Tips And Tricks For How To Troll Our Lures
High-speed trolling is useful when you want to cover a lot of ground or when you're moving through a lot of dispersed grass. Instead of using ballyhoo, try rigging just a hook and lure with beads or extra weight as a spacer between the head and the end of the skirt, this will allow you to speed up and cut through the grass.
We typically down size from a 8/0 to a 7/0 hook for our speed troll rigs. The smaller hook allows for a lower profile lure that swims well. It's also worth mentioning that most pelagic species can see really well. The idea behind speed trolling is to mimic bait fleeing another fish.

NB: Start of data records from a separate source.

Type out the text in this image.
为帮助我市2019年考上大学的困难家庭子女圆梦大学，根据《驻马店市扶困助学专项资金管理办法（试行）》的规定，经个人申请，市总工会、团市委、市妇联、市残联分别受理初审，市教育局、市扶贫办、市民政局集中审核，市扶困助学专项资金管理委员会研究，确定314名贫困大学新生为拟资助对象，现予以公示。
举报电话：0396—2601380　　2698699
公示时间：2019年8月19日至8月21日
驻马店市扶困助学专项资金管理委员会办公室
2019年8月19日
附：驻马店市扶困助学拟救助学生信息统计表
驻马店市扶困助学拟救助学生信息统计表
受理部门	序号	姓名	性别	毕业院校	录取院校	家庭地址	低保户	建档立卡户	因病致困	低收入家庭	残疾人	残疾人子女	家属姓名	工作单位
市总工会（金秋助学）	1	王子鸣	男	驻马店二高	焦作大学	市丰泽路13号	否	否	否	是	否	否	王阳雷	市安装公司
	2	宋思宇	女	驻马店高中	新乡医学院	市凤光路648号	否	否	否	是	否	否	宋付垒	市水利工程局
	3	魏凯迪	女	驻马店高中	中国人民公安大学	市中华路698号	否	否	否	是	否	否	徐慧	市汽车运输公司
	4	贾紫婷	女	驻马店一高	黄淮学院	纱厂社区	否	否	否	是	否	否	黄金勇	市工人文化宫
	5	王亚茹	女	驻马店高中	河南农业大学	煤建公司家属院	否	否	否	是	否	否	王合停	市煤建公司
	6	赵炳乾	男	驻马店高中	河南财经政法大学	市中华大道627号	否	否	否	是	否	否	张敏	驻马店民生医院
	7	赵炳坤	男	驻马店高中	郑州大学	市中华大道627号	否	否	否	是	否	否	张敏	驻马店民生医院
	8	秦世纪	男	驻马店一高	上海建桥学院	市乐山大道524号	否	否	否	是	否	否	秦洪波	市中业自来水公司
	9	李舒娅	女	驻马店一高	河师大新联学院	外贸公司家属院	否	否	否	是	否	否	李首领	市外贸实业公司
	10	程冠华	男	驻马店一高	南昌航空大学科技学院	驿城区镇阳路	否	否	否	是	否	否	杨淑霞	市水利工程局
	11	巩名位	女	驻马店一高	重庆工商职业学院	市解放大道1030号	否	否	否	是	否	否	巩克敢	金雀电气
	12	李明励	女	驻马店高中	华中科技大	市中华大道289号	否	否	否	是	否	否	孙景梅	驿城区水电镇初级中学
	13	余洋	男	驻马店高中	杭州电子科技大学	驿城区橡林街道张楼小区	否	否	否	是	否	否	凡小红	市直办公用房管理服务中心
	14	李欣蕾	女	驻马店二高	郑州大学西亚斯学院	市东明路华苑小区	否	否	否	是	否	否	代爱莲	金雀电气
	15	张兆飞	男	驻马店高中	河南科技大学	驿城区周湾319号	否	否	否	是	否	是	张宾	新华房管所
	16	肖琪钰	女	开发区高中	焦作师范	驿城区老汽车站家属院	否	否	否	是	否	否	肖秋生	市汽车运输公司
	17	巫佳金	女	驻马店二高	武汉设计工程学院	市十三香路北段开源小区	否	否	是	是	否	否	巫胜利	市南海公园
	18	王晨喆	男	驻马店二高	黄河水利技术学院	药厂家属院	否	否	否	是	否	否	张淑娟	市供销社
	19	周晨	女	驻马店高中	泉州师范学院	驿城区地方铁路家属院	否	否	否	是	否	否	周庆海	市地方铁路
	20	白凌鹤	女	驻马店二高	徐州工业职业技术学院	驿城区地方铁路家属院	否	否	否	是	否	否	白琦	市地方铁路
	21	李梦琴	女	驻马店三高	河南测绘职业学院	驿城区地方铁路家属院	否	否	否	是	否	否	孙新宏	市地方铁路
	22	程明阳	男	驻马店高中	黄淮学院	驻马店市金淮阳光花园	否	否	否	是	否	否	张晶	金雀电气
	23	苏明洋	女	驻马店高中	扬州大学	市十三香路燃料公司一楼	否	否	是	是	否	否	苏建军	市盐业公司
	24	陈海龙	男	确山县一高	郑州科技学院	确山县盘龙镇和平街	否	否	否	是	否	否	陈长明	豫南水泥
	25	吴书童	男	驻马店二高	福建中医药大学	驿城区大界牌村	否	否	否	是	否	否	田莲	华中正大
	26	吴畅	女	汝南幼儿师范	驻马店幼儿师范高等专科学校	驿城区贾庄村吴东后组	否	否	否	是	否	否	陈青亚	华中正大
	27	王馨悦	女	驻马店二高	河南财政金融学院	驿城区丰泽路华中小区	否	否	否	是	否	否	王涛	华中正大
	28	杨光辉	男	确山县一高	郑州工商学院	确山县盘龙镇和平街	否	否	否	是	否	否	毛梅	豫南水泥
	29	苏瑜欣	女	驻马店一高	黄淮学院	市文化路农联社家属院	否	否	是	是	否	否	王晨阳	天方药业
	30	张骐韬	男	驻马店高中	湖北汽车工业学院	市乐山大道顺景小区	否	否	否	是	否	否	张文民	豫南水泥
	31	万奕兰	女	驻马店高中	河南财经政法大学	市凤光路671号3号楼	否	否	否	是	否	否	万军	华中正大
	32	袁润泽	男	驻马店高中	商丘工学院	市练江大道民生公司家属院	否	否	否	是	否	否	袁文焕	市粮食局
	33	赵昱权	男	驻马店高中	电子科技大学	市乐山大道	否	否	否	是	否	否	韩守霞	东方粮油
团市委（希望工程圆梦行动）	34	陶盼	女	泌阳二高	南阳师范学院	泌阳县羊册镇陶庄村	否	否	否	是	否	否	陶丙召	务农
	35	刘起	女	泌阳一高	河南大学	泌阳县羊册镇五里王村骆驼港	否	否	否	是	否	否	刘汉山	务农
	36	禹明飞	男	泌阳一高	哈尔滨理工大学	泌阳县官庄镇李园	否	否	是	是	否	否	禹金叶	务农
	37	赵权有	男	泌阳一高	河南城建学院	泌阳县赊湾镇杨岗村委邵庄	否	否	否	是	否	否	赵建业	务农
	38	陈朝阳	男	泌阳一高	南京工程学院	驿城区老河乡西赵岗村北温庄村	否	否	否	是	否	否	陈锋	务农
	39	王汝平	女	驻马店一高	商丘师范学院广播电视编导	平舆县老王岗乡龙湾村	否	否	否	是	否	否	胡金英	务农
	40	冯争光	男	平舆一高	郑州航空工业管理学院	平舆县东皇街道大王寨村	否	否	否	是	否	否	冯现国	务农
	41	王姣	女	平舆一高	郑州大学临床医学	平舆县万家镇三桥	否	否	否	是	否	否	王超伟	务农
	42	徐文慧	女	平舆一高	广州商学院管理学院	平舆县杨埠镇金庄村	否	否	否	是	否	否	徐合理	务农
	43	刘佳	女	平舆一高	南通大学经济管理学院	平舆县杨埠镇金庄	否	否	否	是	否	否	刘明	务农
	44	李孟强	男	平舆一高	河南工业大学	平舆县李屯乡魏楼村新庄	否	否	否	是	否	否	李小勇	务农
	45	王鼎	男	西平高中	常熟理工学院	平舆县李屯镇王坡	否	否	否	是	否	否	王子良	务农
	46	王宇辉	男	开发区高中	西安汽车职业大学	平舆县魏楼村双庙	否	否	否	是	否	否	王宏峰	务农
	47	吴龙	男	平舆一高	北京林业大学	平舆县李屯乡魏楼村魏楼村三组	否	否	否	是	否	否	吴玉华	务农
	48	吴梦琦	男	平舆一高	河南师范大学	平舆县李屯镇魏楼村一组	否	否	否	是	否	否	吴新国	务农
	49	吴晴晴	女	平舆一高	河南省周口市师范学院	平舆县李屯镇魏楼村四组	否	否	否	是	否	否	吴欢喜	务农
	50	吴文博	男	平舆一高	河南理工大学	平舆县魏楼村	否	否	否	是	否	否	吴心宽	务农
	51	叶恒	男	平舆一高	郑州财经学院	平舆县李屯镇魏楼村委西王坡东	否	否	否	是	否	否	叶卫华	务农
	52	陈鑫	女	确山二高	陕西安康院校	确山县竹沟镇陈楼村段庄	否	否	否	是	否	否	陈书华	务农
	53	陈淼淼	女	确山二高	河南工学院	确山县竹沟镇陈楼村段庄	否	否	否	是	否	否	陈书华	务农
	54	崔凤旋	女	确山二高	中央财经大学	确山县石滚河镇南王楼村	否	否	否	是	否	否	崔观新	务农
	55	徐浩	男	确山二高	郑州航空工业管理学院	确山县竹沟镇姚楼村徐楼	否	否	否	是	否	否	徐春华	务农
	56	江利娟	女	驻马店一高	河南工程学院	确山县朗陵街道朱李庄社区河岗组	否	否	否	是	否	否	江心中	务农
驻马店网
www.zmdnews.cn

This presents an easy opportunity for the fish to attack, but even still fish may turn away at the last moment when they realize there is something unnatural about the lure. Down sizing the hook will help with this and increase success of reaction strikes.
Standard Ballyhoo Rig
Use a 8/0 J hook, bait spring or copper nose wrap. This is the standard used all around the world. There are several subtle variations anglers use but the concept is the same. Thread a 8/0 J hook under the gill plate and into the body of the ballyhoo. Be careful to keep the hook point in the center of the fish as much as possible. Even a small knick in the skin can turn into a full tear after an hour of trolling. Also the keeping the hook inline produces less wear and tear on the ballyhoo and has better swim action.
King / Deep Troll Rig
This is just a standard rig with 1.5 inch wire braid strip added to prevent cut offs. The hook is placed deeper in the ballyhoo to both decrease tail bite offs and line cutoffs. It's true that the only way to fully prevent cutoffs from King Mackerels and Wahoo is to run piano wire, but we've definitely observed a reduction in the bite when running any size piano wire. A compromise is to add a small 1.5 inch strip of braid wire between the hook and the lure. When rigging, move the hook further back about 1.5", this hides the wire and moves the hook back into the 3rd quarter of the ballyhoo. This will also help prevent cutoffs once the fish is actually hooked up. Many pelagic species will attempt to cut their pray in half before they eat it. This is what causes so many of the cut offs to a standard rig. There will still be times when a fish will miss and take the whole lure off at the head but this method is a good compromise that will increase your strike chances and increase your chances of in fight cutoffs.